Generating lists of satisfying values for a set of constraints

Question

Given a set of constraints, I would like to efficiently generate the set of values.

Suppose I have a few constraints on my Thungus[1]:

goodThungus(X) :-
               X > 100,
               X < 1000.
               sin(X) = 0.

Now, I can check a Thungus by asking:

goodThungus(500).

I would like to generate all good Thungi. I'm not sure how to do that; I'm really not sure about how to do it efficiently.

Note: this of course has to be a computable generation.

[1] Arbitrary object selected for this example.

Answer 1

What you are asking for can't be done in the full general case: imagine doing f(X) = 0 where f is a function for which the roots cannot be analytically determined, for example. Or suppose f(X) is the function "does the program X halt?". No computer is going to solve that for you.
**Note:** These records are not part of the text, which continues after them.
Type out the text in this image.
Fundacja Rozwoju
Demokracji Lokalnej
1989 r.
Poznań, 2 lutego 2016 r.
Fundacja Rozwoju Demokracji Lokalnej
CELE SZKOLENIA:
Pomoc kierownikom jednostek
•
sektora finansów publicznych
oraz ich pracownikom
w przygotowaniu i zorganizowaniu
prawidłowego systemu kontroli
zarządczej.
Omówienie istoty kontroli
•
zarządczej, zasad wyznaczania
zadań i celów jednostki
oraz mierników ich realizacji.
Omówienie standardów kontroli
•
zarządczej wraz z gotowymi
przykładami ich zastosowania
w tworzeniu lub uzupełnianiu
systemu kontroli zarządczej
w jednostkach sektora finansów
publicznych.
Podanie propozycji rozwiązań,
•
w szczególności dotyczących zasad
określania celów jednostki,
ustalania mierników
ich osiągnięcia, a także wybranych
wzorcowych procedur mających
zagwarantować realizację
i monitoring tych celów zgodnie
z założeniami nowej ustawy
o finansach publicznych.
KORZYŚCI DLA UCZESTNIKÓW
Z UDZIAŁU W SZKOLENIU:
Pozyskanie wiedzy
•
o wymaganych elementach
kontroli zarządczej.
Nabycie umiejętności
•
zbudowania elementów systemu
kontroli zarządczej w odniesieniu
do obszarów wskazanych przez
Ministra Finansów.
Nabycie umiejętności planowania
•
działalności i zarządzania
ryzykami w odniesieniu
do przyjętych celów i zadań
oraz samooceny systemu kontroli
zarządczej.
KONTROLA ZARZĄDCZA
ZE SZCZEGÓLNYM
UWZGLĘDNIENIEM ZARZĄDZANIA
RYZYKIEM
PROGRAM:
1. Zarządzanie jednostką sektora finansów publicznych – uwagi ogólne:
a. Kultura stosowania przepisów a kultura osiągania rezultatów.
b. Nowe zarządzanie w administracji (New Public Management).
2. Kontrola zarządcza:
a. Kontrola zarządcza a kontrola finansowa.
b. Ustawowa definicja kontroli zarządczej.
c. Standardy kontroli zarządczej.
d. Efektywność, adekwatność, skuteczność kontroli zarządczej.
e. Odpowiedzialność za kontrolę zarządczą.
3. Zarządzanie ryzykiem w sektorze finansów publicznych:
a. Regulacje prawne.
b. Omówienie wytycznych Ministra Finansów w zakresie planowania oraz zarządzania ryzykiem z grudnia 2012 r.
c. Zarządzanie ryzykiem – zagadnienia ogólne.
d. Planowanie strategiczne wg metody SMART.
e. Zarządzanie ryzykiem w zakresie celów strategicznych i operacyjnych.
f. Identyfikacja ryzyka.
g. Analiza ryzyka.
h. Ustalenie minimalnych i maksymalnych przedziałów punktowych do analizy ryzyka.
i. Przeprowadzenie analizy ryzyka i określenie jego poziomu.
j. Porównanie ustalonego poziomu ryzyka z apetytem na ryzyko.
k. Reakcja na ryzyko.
Your options are basically to either:

• Limit the set of constraints to things that you can reason about. e.g. inequalities are good because you can identify ranges, then do intersections and unions on ranges efficiently etc.

• Limit the set of values to a small enough number that you can test them individually against each of the constraints

UPDATE: For the kind of constraints stated in the question (ranges of real values and real-valued functions that can be analytically solved and have a finite number of solutions within any range) I would suggest the following approach:

• Write a generating function that can iteratively return solutions for you function within a given range... this will need to be done analytically e.g. exploiting the fact that sin(X)=0 implies X=n*pi where n is any integer.
• Do interval arithmetic and bounding on your range constraints to work out the range(s) that need to be scanned (in the example you would want the range 100 < X < 1000)
• Apply your generating function to each of the target ranges in order to create all of the possible solutions.

Answer 2

He is searching any X in [100..1000] for that sin(x) = 0. But this is a pure mathematical problem, and not meant for relational logical deduction / backtracking. simple Prolog is not suited for this?

Answer 3

I'll preface my suggestion by stating that I'm no expert in using numerical constraint logic programming systems, but here goes...

On the surface, I'd think that solving this kind of problem in PROLOG would be best suited to a numerical constraint logic programming system, perhaps such as CLP(R) (for reals) in SWI-PROLOG; unfortunately, the specific problem you've asked for is seeking to solve for a set of constraints including a non-linear constraint, which seems to be not well or widely supported amongst PROLOG implementations; instead, they seem to deal mainly with linear constraints and often have limited support for non-linear constraints such as X = sin(Y), for example.

Take SWI-PROLOG's CLP(R) library, and the following example program:

:- use_module(library(clpr)).

report_xsq_zeros :-
    findall(X, {0 = (X * X) - 10}, Results),
    write_ln(Results).

report_sin_zeros :-
    findall(X, {0 = sin(X)}, Results),
    write_ln(Results).

Now, executing report_xsq_zeros gives us:

 ?- report_xsq_zeros.
[3.16228, -3.16228]
true.

Here, the system correctly computed the zeros of the quadratic x^2 - 10, which are indeed approximately 3.16228 and -3.16228, where the range of X was unbounded. However, when we execute report_sin_zeros, we get:

 ?- report_sin_zeros.
[0.0]
true.

We see that the system only computed a single zero of the function sin(X), even though the range of X was indeed also unbounded. Perhaps this is because it is recognized that there are an infinite number of solutions here (though I'm only guessing...). If we were to program what you've asked for:

report_sin_zeros :-
    findall(X, {X > 100, X < 1000, 0 = sin(X)}, Results),
    write_ln(Results).

We get no results, as the underlying system only computed a single zero for sin(X) as shown earlier (i.e., binding X to 0.0 which lies outside the stated range):

 ?- report_sin_zeros.
[]
true.

I conclude that I've either not demonstrated proper usage of SWI-PL CLP(R) (I suggest you look into it yourself), or it won't solve your specific (non-linear) problem. Other CLP(R) implementations may behave differently to SWI-PROLOG CLP(R), but I don't have them installed so I can't check, but you could try SICSTUS CLP(R) or others; the syntax looks similar.